La notion de ledership distribué
s’inspire des développements du cognitivisme et plus particulièrement des travaux du chercheur américain Edwin Hutchins (Edwin, 1995). Dans son livre Cognition in the Wild, il a observé le travail de l’équipage d’un navire de guerre américain. Hutchins s’intéresse au pilotage, et la manière de ramener le vaisseau à bon port. A travers son analyse de l’activité, il monte que chaque action participe d’un système cognitif et rationnel partagée par les membres de l’équipage pour atteindre un objectif commun. Chaque individu, bien que concentré consciemment sur sa tâche, demeure en étroite interaction avec les autres, même s’il ne les voit pas. Aucun script, aucun plan d’action n’a été défini à l’avance, mais les personnes apprennent, communiquent, agissement collectivement et elles savent ce qu’il faut faire quand certaines conditions apparaissent dans leur environnement.
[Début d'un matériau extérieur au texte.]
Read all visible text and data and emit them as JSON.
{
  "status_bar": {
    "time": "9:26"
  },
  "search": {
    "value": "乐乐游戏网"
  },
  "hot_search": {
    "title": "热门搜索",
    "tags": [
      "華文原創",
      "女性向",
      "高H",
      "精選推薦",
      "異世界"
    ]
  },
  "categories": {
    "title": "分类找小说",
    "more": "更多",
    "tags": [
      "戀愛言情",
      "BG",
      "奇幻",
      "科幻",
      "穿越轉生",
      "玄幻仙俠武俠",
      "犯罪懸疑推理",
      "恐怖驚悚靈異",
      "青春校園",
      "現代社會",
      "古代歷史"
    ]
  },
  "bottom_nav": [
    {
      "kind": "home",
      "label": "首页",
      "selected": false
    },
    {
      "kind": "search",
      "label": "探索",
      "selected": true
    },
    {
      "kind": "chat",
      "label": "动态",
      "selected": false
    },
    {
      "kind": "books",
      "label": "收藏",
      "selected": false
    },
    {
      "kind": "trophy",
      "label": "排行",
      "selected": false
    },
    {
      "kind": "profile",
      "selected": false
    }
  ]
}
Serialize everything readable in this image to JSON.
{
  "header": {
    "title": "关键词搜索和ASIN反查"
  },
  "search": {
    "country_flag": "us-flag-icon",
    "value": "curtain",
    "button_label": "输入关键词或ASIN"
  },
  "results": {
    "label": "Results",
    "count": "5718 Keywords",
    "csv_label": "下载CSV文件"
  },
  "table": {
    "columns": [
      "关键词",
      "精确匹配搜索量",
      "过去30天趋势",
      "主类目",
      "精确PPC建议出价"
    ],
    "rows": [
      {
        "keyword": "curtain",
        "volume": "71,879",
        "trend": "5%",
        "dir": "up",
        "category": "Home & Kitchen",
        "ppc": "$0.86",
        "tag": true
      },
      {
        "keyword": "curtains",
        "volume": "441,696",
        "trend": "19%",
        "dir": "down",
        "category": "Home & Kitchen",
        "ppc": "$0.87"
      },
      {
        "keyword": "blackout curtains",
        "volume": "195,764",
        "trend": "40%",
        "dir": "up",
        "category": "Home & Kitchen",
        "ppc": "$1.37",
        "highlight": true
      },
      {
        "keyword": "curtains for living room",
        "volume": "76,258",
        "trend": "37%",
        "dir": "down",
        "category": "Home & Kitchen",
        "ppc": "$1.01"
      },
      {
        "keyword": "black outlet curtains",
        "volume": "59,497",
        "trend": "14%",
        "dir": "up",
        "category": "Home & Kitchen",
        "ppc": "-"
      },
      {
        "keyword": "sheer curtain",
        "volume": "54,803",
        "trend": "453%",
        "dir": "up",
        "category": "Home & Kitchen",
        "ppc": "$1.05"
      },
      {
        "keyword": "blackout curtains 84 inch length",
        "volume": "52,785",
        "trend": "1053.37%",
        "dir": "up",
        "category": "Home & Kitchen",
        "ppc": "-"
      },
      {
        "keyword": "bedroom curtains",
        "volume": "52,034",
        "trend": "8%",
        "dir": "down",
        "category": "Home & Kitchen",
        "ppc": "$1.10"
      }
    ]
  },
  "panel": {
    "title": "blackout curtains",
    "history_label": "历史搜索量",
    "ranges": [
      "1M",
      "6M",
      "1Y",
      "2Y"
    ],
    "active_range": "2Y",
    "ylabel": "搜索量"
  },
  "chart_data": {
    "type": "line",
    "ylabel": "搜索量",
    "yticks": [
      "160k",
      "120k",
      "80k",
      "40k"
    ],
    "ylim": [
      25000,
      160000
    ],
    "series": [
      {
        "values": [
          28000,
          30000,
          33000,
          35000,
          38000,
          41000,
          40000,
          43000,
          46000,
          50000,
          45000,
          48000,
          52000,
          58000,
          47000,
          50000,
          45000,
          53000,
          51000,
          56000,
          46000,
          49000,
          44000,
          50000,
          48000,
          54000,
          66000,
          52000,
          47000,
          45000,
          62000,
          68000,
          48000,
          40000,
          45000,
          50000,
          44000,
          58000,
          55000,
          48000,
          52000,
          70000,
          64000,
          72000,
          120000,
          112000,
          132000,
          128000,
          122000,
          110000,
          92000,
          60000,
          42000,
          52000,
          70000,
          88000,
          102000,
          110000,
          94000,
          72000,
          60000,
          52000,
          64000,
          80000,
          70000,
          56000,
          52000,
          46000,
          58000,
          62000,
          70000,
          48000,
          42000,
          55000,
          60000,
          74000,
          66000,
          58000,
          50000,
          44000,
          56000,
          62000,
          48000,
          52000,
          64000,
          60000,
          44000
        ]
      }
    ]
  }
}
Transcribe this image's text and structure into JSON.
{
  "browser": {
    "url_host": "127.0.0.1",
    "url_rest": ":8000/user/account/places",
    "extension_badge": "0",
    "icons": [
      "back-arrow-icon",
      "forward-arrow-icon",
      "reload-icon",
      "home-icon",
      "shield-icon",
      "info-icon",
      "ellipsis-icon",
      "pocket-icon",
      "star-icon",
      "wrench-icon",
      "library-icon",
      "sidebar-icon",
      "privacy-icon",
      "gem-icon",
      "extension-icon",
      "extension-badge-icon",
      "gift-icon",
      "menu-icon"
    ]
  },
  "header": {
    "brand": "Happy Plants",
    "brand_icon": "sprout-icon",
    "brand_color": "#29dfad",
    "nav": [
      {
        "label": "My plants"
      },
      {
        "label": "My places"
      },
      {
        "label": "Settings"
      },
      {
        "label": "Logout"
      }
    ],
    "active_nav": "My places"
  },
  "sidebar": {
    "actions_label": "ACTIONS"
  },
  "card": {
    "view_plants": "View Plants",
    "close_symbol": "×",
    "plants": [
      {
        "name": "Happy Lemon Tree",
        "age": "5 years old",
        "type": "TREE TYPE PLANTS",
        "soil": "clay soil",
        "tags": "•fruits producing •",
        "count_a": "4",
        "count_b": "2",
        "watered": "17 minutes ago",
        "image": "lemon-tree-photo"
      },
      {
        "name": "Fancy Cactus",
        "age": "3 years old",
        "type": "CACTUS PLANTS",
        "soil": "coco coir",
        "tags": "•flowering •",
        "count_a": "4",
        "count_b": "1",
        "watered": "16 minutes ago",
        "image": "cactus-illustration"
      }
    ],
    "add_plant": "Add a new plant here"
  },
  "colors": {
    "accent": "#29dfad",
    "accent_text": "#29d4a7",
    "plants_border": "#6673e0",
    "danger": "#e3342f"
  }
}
C’est une forme de cognition distribuée, un apprentissage collectif dans l’action. Cette idée d’une cognition socialement distribuée a été reprise par Spillane dans sa théorie de la direction scolaire distribuée. Il montre la façon dont certaines représentations et connaissances sont partagées entre des personnes et des artefacts au sein de l’établissement scolaire (Spillane, 2001, 2004). La direction distribuée constitue une pratique sociale générant des actions différenciées selon plusieurs groupes d’individus, le travail et les tâches se définissant au fur et à mesure des interactions, alors qu’elles s’appuient sur les environnements numériques de travail intégrés à l’organisation pédagogique de l’établissement scolaire. Parce que ces contextes sociaux influencent les interactions humaines et les apprentissages, différentes compétences sont donc mises en œuvre selon des supports de représentation régissant non seulement les relations internes entre les membres de la communauté éducative mais aussi les formes d’action. Ces dernières émergent de concert parmi un ensemble d’individus travaillant en réseau, certains d’entre eux étant prenant plus d’initiatives et de responsabilités que d’autres.
Halma Arris s’est appuyée sur ce modèle de direction distribuée pour conduire une enquête auprès d’un certain nombre d’établissements de l’enseignement secondaire anglais en s’intéressant à l’efficacité de la direction scolaire sur l’amélioration des résultats des élèves La direction scolaire distribuée se différencie selon le degré de soutien apporté au changement des pratiques des enseignants par le chef d’établissement et le degré de rigidité ou de souplesse de l’organisation.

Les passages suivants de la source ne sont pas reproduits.